Iraqi Prime Minister Haider al-Abadi is reported to be in talks with the Trump administration to keep American troops in Iraq after the fight against Islamic State in the country is over.
Citing U.S. and Iraqi officials, The Associated Press reports that talks are ongoing, but the agreement could conclude that, in contrast to the U.S. withdrawal in 2011, a longer-term presence of U.S. troops is needed to ensure security in Iraq.
The decision to withdraw U.S. combat forces was implemented by former President Barack Obama after Iraqi and U.S. negotiators could not agree on details for extending an immunity agreement covering U.S. forces and U.S. contractors.
"So perhaps we shouldn’t have gone in, and certainly we shouldn’t have left," Trump said in March during a White House meeting with Iraq's prime minister. "We should never ever have left, and the vacuum was created."
Iraqi forces have been battling Islamic State militants on the ground with the backing of airstrikes from a U.S.-led coalition.
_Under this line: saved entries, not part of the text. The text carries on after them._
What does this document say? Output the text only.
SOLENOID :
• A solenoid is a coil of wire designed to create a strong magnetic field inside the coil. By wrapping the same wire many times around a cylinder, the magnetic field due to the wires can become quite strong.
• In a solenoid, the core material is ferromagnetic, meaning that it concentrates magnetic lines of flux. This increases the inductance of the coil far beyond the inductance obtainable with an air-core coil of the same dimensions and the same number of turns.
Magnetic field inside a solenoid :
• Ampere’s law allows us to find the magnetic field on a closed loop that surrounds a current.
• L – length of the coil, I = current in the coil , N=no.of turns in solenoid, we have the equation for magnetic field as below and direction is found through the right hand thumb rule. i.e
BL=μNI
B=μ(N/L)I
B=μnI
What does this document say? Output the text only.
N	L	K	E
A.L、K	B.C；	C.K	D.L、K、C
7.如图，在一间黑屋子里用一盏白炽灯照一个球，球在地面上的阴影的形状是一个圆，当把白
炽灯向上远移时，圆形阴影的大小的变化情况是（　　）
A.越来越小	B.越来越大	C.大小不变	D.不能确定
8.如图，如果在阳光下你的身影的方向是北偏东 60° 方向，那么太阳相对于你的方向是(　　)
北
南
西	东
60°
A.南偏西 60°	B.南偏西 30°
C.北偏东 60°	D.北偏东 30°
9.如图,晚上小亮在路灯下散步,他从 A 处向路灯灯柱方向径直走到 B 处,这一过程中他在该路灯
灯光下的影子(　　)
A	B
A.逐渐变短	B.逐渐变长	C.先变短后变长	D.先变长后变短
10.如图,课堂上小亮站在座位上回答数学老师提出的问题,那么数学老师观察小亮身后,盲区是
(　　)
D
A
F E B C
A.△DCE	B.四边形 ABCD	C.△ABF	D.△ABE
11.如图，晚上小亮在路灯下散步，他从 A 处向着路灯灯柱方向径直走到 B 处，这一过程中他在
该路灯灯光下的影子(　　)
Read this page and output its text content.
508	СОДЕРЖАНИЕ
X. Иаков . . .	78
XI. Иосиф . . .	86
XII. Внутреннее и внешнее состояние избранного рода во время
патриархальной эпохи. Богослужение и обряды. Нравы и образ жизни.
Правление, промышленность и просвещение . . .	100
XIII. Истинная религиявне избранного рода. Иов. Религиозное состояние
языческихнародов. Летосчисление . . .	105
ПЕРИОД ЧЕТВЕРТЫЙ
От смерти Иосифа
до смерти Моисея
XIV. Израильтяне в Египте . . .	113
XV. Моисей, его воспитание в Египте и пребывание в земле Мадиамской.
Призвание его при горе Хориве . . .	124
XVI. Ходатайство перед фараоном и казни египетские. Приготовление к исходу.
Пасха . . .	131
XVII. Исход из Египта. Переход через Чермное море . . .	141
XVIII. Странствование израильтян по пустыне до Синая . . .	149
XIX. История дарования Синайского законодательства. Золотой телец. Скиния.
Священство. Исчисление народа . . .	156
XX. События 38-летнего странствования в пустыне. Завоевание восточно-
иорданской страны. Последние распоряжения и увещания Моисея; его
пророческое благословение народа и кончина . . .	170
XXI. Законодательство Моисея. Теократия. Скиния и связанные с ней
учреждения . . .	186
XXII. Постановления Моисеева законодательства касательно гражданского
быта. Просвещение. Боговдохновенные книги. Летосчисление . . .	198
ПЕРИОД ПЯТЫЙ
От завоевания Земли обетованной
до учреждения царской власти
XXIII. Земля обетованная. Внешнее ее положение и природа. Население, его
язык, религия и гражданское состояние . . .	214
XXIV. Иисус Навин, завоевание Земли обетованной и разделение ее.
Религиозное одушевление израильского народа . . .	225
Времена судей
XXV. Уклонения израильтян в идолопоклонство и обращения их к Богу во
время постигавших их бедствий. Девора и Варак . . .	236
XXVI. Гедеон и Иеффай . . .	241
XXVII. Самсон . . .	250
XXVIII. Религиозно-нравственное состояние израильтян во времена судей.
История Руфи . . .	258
The major focus of that campaign is the offensive to retake the city of Mosul from IS militants, who swept into the city in mid-2014.
Talks on keeping U.S. forces in Iraq after the fight against IS involve U.S. Defense Secretary Jim Mattis and Iraqi officials over "what the long-term U.S. presence would look like,'' a U.S. official told AP, adding that discussions were in early stages and "nothing has been finalized.''
Trump administration officials have not yet commented publicly on the AP report.
At the height of the Iraq war, more than 170,000 U.S. troops were in Iraq. Currently, there are several thousand American troops in the country.